Faculty of Epidemiology and Population Health, London School of Hygiene and Tropical Medicine, London, UK.
BMJ. 2013 Jan 29;346:f324. doi: 10.1136/bmj.f324.
To assess for the presence of a sex interaction in the associations of estimated glomerular filtration rate and albuminuria with all-cause mortality, cardiovascular mortality, and end stage renal disease.
Random effects meta-analysis using pooled individual participant data.
46 cohorts from Europe, North and South America, Asia, and Australasia.
2,051,158 participants (54% women) from general population cohorts (n=1,861,052), high risk cohorts (n=151,494), and chronic kidney disease cohorts (n=38,612). Eligible cohorts (except chronic kidney disease cohorts) had at least 1000 participants, outcomes of either mortality or end stage renal disease of ≥ 50 events, and baseline measurements of estimated glomerular filtration rate according to the Chronic Kidney Disease Epidemiology Collaboration equation (mL/min/1.73 m(2)) and urinary albumin-creatinine ratio (mg/g).
Risks of all-cause mortality and cardiovascular mortality were higher in men at all levels of estimated glomerular filtration rate and albumin-creatinine ratio. While higher risk was associated with lower estimated glomerular filtration rate and higher albumin-creatinine ratio in both sexes, the slope of the risk relationship for all-cause mortality and for cardiovascular mortality were steeper in women than in men. Compared with an estimated glomerular filtration rate of 95, the adjusted hazard ratio for all-cause mortality at estimated glomerular filtration rate 45 was 1.32 (95% CI 1.08 to 1.61) in women and 1.22 (1.00 to 1.48) in men (P(interaction)<0.01). Compared with a urinary albumin-creatinine ratio of 5, the adjusted hazard ratio for all-cause mortality at urinary albumin-creatinine ratio 30 was 1.69 (1.54 to 1.84) in women and 1.43 (1.31 to 1.57) in men (P(interaction)<0.01). Conversely, there was no evidence of a sex difference in associations of estimated glomerular filtration rate and urinary albumin-creatinine ratio with end stage renal disease risk.
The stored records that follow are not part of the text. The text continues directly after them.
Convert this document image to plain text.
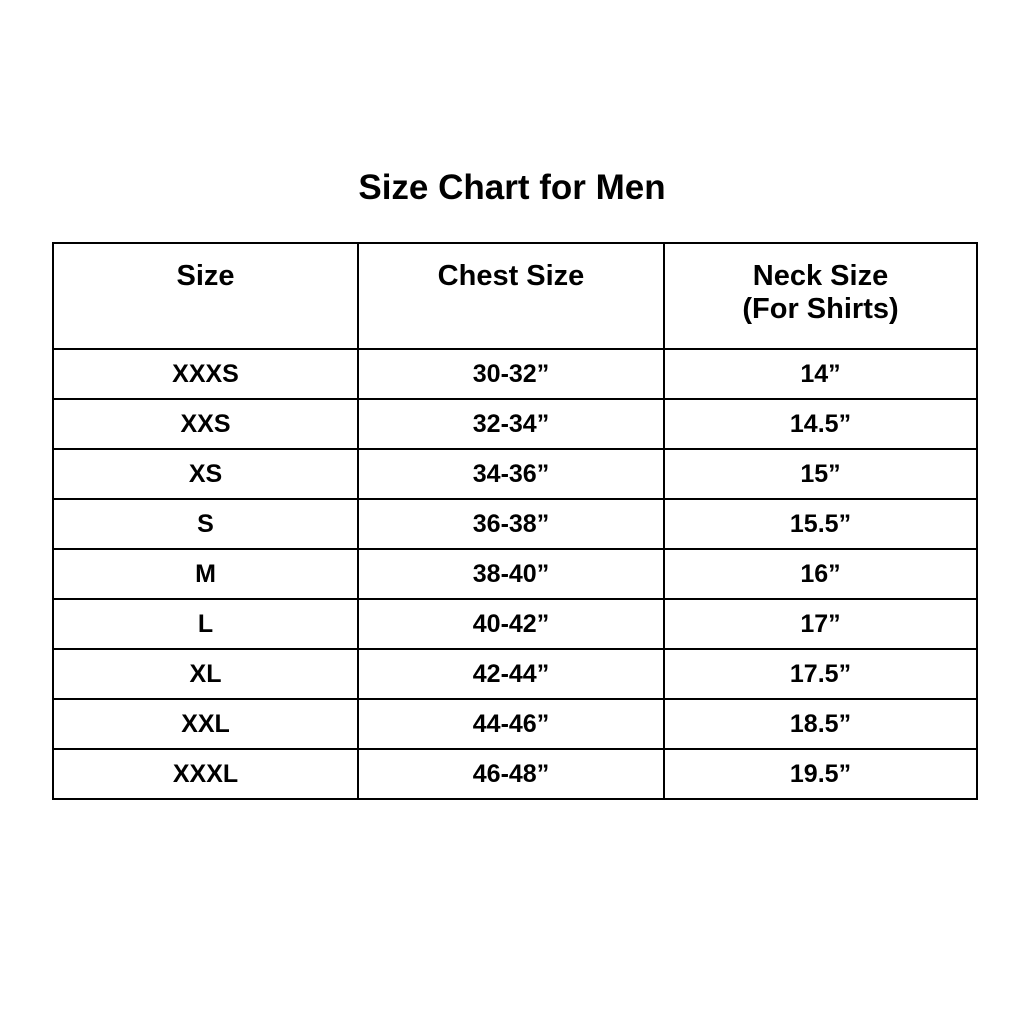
Size Chart for Men
Size	Chest Size	Neck Size
(For Shirts)

XXXS	30-32”	14”
XXS	32-34”	14.5”
XS	34-36”	15”
S	36-38”	15.5”
M	38-40”	16”
L	40-42”	17”
XL	42-44”	17.5”
XXL	44-46”	18.5”
XXXL	46-48”	19.5”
Both sexes face increased risk of all-cause mortality, cardiovascular mortality, and end stage renal disease with lower estimated glomerular filtration rates and higher albuminuria. These findings were robust across a large global consortium.
评估估算肾小球滤过率和白蛋白尿与全因死亡率、心血管死亡率和终末期肾病之间关联的性别交互作用。
使用汇总个体参与者数据的随机效应荟萃分析。
来自欧洲、北美和南美、亚洲和澳大拉西亚的 46 个队列。
来自一般人群队列(n=1,861,052)、高危队列(n=151,494)和慢性肾脏病队列(n=38,612)的 2,051,158 名参与者(54%为女性)。有资格的队列(除慢性肾脏病队列外)至少有 1000 名参与者,死亡率或终末期肾病的结局有≥50 个事件,并且根据慢性肾脏病流行病学合作研究组(mL/min/1.73 m(2))和尿白蛋白-肌酐比值(mg/g)基线测量估算肾小球滤过率。
在所有估算肾小球滤过率和白蛋白-肌酐比值水平下,男性的全因死亡率和心血管死亡率风险均高于女性。虽然在两性中,较低的估算肾小球滤过率和较高的白蛋白-肌酐比值与更高的风险相关,但全因死亡率和心血管死亡率风险的风险关系斜率在女性中比男性更陡峭。与估算肾小球滤过率 95 相比,在女性中,估算肾小球滤过率 45 时全因死亡率的调整后危险比为 1.32(95%CI 1.08 至 1.61),而在男性中为 1.22(1.00 至 1.48)(P(交互)<0.01)。与尿白蛋白-肌酐比值 5 相比,在女性中,尿白蛋白-肌酐比值 30 时全因死亡率的调整后危险比为 1.69(1.54 至 1.84),而在男性中为 1.43(1.31 至 1.57)(P(交互)<0.01)。相反,在估算肾小球滤过率和尿白蛋白-肌酐比值与终末期肾病风险的关联中,没有证据表明存在性别差异。
无论性别如何,估算肾小球滤过率降低和白蛋白尿增加都会导致全因死亡率、心血管死亡率和终末期肾病风险增加。这些发现是在一个大型全球联盟中得到的。